According to an article from the University of Utah HealthFeed a little bit of exercise and fitness this winter can help with depression

Decades-long research published in the journal JAMA Psychiatry found that more physically active adults exhibited fewer symptoms of depression than non-active adults.

For 50 years, researchers followed 11,000 participants born the same week in March 1958. They checked in on the participants four times during the study—at ages 23, 33, 42 and 50—to ask how frequently they exercised each week and to test for depressive symptoms such as down mood, fatigue and irritability.

“At most ages, we found a trend of fewer depressive symptoms with more frequent activity,” the researchers said.

The opposite was also true.

“The more activity a person does, the less depressive symptoms they have. Conversely, the more intense or greater depressive symptoms someone has, the less physical activity they are likely to have,” says Jason W. Hunziker, M.D., an assistant professor of psychiatry at the University of Utah and the medical director of inpatient care for the University Neuropsychiatric Institute.

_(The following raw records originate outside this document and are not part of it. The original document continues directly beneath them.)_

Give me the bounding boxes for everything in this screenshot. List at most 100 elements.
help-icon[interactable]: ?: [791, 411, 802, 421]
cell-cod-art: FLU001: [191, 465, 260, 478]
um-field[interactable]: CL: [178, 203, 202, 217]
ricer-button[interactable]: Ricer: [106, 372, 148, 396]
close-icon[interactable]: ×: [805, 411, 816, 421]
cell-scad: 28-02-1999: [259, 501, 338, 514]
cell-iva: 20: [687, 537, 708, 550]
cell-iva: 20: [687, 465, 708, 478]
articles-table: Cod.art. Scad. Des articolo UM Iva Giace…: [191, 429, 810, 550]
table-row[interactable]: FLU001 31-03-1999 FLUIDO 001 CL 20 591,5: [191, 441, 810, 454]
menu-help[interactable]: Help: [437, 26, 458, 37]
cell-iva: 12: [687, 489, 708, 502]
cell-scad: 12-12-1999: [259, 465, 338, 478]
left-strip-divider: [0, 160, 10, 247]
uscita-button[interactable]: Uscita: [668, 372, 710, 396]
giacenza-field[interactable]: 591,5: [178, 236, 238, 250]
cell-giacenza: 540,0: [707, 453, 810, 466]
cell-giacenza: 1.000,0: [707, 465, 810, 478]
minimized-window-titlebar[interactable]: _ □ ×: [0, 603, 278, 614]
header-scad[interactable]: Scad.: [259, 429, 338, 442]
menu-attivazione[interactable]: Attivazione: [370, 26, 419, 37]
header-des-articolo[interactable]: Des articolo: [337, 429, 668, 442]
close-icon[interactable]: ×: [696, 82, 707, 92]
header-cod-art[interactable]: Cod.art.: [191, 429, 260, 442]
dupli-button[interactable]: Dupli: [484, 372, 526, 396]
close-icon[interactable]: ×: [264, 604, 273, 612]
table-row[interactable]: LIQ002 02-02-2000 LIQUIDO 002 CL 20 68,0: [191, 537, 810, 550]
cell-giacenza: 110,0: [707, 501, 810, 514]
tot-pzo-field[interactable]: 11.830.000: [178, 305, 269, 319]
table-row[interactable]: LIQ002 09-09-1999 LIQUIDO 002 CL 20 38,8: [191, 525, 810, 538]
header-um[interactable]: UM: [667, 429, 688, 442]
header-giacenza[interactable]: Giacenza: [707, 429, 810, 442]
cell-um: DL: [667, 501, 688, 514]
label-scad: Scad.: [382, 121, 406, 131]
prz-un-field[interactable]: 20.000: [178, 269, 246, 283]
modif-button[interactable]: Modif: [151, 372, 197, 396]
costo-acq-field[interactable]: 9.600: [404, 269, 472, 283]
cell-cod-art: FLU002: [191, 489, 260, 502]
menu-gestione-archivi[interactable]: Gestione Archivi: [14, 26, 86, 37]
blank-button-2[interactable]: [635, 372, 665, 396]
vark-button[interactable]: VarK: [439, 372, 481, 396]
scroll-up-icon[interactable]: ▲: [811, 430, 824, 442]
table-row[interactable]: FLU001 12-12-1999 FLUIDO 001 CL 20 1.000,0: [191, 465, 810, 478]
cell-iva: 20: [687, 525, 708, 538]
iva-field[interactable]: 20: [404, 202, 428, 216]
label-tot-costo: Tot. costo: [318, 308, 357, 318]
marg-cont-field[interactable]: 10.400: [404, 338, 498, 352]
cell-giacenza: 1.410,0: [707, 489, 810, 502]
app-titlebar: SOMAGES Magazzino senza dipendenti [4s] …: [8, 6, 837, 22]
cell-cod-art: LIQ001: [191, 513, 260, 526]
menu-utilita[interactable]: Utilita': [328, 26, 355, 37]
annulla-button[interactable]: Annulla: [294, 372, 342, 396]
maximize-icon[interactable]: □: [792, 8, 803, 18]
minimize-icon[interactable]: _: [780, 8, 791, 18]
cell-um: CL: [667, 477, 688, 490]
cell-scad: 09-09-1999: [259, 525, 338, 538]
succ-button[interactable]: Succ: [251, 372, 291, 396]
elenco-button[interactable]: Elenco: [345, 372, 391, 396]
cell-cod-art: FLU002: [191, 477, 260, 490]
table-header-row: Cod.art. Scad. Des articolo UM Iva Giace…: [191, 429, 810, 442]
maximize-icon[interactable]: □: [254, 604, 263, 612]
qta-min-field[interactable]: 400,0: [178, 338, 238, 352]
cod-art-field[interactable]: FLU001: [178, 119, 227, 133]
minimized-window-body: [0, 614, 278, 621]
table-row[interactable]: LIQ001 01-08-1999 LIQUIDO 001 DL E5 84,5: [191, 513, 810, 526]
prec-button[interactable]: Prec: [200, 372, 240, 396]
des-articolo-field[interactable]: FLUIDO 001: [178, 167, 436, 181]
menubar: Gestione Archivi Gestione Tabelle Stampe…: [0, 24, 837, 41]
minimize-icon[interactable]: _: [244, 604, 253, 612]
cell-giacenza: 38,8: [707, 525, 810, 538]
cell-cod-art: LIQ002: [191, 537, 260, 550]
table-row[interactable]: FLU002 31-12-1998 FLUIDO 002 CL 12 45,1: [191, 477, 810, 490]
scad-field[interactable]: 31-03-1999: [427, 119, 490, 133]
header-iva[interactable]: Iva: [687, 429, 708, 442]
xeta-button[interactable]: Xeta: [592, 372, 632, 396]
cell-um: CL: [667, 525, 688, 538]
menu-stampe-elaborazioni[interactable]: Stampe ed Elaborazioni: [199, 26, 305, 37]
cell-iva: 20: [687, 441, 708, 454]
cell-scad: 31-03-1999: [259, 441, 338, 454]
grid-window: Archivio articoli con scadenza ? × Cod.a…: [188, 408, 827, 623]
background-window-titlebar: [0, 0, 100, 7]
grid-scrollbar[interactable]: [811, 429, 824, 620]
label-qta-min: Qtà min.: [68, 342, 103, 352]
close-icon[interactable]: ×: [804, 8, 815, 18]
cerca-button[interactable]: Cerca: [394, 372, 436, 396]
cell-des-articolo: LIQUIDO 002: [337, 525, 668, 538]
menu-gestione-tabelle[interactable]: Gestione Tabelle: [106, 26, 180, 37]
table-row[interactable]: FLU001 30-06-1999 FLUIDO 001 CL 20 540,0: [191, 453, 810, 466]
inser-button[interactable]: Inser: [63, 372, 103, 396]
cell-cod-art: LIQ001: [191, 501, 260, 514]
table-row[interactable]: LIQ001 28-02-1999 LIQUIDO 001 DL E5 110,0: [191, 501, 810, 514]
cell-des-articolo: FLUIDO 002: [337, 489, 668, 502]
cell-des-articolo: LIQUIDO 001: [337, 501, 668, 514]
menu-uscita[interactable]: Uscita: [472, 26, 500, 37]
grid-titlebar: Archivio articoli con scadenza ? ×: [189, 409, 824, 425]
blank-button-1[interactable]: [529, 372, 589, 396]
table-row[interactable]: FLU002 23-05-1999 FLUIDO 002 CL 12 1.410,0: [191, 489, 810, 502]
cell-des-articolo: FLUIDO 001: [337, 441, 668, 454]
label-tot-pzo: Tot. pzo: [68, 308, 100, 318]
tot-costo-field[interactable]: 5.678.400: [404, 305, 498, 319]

The study recognized that depression is a barrier to getting moving and exercising.  For those who found it hard to get moving the advice was to start small, maybe a trip to the end of the drive or mailbox and back for a week or two followed by a walk to the end of the block for a couple of weeks.  The key was to slowly increase the distance and time spent being active.

This is good advice for any new activity, ease yourself in to it and make it a life change and not a life upheaval and the behavior is more likely to stick.  Just like we learn at Fitness Camp, learn to change your behaviors and give yourself time to adjust and the behaviors change will be long lasting.

The study also recognizes that exercise is not the complete answer to depression and should be part of a treatment plan and that therapy and medication are important components as well.